The front sides of her tondos, which measure 90 cm, are diligent replicas of jam and honey jar lids. The first was the “Bonne Maman,” with that simulated checkered tablecloth on the lid, Sophie Gogl says. As though mom had filled the jar with a fresh homemade preserve and sealed it with a cute doily. That domesticity is so fake. And then you think to yourself that you’re supposed to be a bonne maman yourself, a loving mother, and make a jam sandwich for your kid, the one that if you’re honest is annoying you right now, and what you’d really like to say is: Not now. Come back for more jam sandwiches tomorrow. If we have any edible jam left by then.
Painting is kind of like that, she says. There’s the constant expectation that you do everything well and get it right, that you make good on the promise of a deliciously sweet world on the canvas. An obsolete promise that you can never live up to anyway, and at some point you lose interest in even trying. And as a viewer, I second her, my gaze on the picture is laced with bitterness: Come on, show me the world! And painting says: Kiss my ass, get back to me tomorrow. What you’re left with are surfaces of honey glazing and wet cotton candy that taste bitter when you nibble them.
What can wait? And at what cost? Or gain. Should I really do or see this now, do I have to, do I want to?

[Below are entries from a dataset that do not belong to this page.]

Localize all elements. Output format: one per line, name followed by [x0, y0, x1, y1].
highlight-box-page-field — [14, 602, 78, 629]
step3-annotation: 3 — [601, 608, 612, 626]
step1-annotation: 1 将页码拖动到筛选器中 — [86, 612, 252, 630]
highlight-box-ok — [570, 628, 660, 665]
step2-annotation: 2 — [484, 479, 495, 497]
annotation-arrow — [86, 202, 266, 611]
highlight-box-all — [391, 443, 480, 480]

It’s a dilemma, Sophie Gogl says. I want to paint, I really do, but we’re overstimulated anyway. Being fed a steady drip of so much visual stuff that has us on edge as it is, and then you twist the dainty lid on that jam jar and the world inside it is unpalatable. Everything’s peachy on the outside and when you turn it around it’s all crap, already over the hill or postponed until who knows when, or there’s a displacement activity that’s utterly unconnected to the issue at hand. I’m scrolling through the back sides of the tondos on the phone. Pasta is stuck in a grimy sink, something to do with comic strips and childhood, a golf course in a Nintendo aesthetic. That’s a perennial favorite, Sophie says. Gaming is a great substitute if you’re looking to procrastinate on something else. I keep scrolling and see letters composed of dry moss and little plastic flowers. An N, an O, a T, …

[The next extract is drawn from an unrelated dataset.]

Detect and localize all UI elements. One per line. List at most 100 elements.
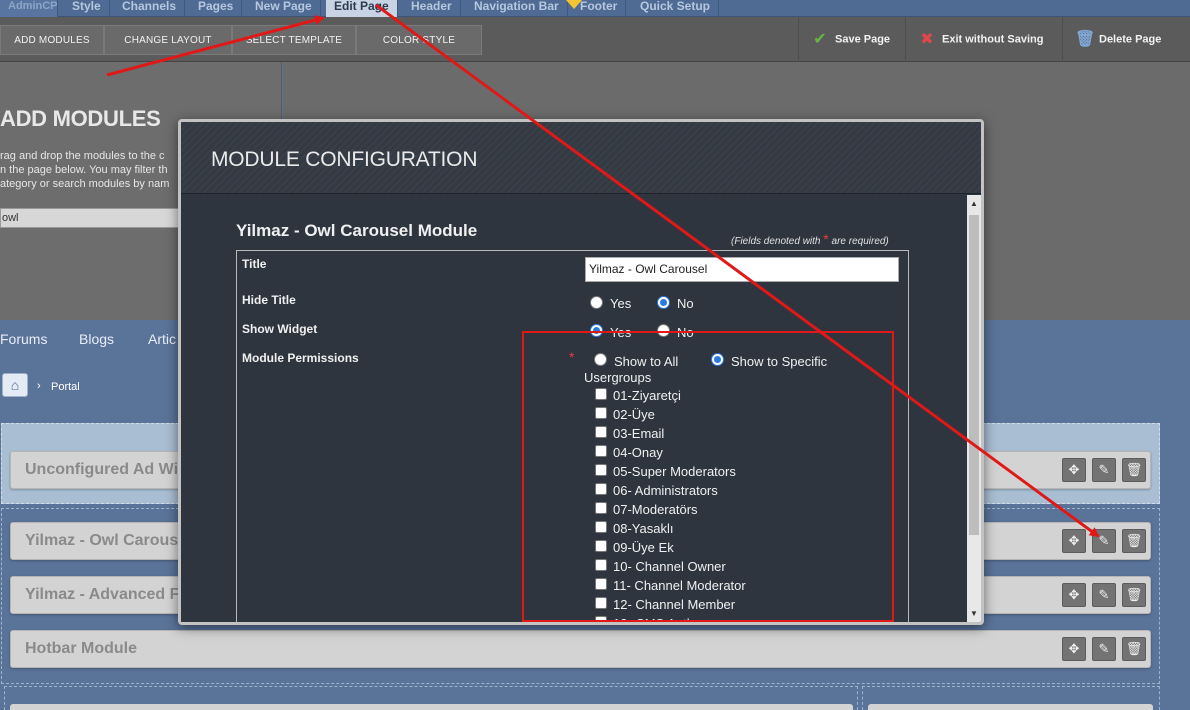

And so fourteen tondos by Sophie Gogl hang from the ceiling at KOW like an intimate question addressed to our own time: What can wait? And at what cost? Or gain. Should I really do or see this now, do I have to, do I want to? Do I risk mold, depression, failure if I postpone myself, my action, my gaze? Is it anarchy to simply say no to the world’s requirement profiles at this particular moment? Or is that everyday life? “Not Now,” that’s the concise formula that a synoptic reading of Sophie Gogl’s pictures, letter by letter, yields. Telling us what we’ve known for quite some time: that there’s not a whole lot of room for action right now?
No. Gogl’s “Not Now” is not corona painting for an audience paralyzed by uncertainty. Nor is it “I would prefer not to,” the philosophically tinged formulaic refusal repeated by Melville’s Bartleby. What I mean, she says on the phone, is in the end much blunter. Do I really have to do this now? Can I take a rain check? Can I do something else instead? Saying it opens up fresh intervals and interspaces of indeterminacy. And that’s where painting can take place.